25 March 20210 comments

People from diverse communities are quiet achievers when it comes to urban environmentalism and often practice sustainability at home, a new study has found.

Researchers at Western Sydney University have found that people from ethnic minorities are often under-represented in organised urban environmental groups.

“The organised environmental movement is largely a white, middle-class space. But our research shows migrants care for nature in other ways – including living sustainably in their everyday lives,” researchers Dr Sukhmani Khorana and Claudia Sirdah said.

“This is most obvious on the domestic front. From repurposing goods to keeping vegetable gardens and being careful with electricity use, migrants are highly likely to practise sustainable living – sometimes without even realising it,” they said.

The research says migrants are often blamed for making the problem worse, such as by adding to congestion.

“It’s important to break this circuit and recognise migrants’ positive contribution to environmental protection. Migrants can successfully be harnessed to help with environmental causes. Doing this will require learning from migrants, and helping them feel welcome in the green movement,” the researchers said.

The research sought to provide an in-depth picture of young first- and second-generation Australian migrants who care about the environment.

It found ethnic minorities are often under-represented in the urban environmental movement.

“This can lead to suggestions migrants do not actively care for the environment – either due to apathy, or because they are preoccupied with climbing social and economic ladders in their new country,” the researchers said.

“But my research found first- and second-generation migrants in Australia care for the environment in particular ways, largely focused on the domestic front,” Dr Khorana said.

“We found the participants actively and consciously carried out environmental care practices, mostly in the domestic sphere. From a young age, first- and second-generation participants continued austerity and waste-consciousness inherited from their parents,” she said.

The practices included: recycling and repurposing consumable items; careful water and electricity use; home vegetable gardens and composting; and, ethical purchase and consumption.

The research found some second-generation migrants said their parents were “accidentally” environmentally friendly.
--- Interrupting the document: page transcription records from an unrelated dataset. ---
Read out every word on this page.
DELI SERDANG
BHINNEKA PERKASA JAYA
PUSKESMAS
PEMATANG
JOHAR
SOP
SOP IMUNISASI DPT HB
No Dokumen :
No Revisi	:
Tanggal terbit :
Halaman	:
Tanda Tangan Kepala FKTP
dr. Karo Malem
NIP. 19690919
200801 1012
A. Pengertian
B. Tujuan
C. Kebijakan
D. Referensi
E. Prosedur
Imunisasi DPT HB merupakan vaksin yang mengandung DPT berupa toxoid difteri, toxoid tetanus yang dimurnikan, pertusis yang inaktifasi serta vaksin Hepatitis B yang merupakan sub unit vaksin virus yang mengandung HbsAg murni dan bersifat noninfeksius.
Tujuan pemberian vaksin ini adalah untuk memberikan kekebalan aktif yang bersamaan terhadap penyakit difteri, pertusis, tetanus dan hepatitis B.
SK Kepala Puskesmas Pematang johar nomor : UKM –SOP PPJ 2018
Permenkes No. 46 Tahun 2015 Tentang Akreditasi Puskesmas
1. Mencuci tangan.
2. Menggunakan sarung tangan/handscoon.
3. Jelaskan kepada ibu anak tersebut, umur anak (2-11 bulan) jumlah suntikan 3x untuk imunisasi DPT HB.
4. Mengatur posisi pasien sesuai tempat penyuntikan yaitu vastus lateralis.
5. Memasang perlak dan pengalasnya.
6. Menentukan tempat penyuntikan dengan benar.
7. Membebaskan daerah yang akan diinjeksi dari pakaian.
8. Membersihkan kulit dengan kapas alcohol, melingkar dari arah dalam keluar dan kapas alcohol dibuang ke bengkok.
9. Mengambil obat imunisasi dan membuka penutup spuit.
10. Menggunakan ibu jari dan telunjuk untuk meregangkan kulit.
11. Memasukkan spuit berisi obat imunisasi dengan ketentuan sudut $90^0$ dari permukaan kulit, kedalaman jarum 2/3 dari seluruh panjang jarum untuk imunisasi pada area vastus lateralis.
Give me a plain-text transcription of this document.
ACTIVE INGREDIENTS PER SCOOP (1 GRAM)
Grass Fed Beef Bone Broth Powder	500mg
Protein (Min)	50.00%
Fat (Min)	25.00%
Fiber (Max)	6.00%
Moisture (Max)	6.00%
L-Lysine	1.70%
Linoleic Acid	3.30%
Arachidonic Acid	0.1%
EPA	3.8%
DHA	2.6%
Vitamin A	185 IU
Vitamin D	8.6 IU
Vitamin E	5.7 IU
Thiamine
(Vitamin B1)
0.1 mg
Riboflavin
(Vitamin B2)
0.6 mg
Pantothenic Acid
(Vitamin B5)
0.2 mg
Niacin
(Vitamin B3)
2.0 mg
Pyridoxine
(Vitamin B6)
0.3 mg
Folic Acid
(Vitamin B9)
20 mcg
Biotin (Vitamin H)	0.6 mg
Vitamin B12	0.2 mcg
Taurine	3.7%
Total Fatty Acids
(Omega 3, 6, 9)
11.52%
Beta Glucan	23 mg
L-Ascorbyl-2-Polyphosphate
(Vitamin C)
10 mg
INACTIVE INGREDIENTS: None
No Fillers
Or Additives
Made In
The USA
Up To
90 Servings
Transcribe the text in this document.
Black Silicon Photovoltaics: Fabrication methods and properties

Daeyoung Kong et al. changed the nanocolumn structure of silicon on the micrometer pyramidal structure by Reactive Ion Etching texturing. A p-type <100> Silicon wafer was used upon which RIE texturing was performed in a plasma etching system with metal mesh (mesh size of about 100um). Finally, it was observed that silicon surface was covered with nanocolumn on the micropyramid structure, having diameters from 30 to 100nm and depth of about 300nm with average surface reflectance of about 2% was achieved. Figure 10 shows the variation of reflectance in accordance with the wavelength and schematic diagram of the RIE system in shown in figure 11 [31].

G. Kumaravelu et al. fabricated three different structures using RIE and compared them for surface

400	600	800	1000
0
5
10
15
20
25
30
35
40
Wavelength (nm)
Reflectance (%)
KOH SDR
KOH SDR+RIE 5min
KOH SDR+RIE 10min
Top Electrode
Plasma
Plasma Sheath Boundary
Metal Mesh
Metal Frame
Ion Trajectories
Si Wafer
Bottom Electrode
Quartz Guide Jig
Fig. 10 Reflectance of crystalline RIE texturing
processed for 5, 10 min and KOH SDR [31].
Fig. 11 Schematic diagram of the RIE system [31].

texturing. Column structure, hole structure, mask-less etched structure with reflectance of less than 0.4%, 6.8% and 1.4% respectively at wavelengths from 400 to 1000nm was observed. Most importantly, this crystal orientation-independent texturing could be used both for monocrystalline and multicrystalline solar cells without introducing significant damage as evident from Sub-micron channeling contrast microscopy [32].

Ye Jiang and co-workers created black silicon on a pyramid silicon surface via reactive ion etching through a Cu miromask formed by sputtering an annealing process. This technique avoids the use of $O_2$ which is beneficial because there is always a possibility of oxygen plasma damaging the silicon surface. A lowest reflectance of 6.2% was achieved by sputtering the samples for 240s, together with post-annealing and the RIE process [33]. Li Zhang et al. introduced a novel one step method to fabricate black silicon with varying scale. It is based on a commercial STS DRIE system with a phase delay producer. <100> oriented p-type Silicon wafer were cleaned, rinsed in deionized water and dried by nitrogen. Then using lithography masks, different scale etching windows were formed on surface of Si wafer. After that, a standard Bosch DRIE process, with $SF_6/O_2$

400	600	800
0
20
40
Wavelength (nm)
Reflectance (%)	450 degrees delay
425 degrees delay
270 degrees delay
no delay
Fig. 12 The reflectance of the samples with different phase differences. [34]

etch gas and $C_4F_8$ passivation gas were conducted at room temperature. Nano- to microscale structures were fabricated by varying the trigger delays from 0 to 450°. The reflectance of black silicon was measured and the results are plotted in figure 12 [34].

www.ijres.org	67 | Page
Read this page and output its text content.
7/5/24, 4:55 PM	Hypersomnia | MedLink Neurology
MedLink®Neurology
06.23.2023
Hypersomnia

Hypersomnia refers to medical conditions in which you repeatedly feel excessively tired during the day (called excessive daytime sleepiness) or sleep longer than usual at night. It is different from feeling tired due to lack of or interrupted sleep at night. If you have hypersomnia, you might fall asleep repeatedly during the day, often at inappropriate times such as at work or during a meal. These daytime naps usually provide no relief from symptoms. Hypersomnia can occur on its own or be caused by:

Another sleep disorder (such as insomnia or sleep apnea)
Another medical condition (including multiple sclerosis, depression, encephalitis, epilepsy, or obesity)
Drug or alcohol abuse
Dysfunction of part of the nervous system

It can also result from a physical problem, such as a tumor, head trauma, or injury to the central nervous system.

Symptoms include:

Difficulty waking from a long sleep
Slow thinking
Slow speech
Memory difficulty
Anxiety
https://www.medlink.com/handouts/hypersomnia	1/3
For example, some parents who had experienced financial hardship were frugal with money and goods. Others from an agricultural background remained connected to the land through gardening.

Second-generation migrants were much more likely to make the environmentally-motivated choice to become vegan and/or vegetarian.

And they were slightly, but not significantly, more engaged with outward forms of environmental activism such as attending protests and marches, the researchers said.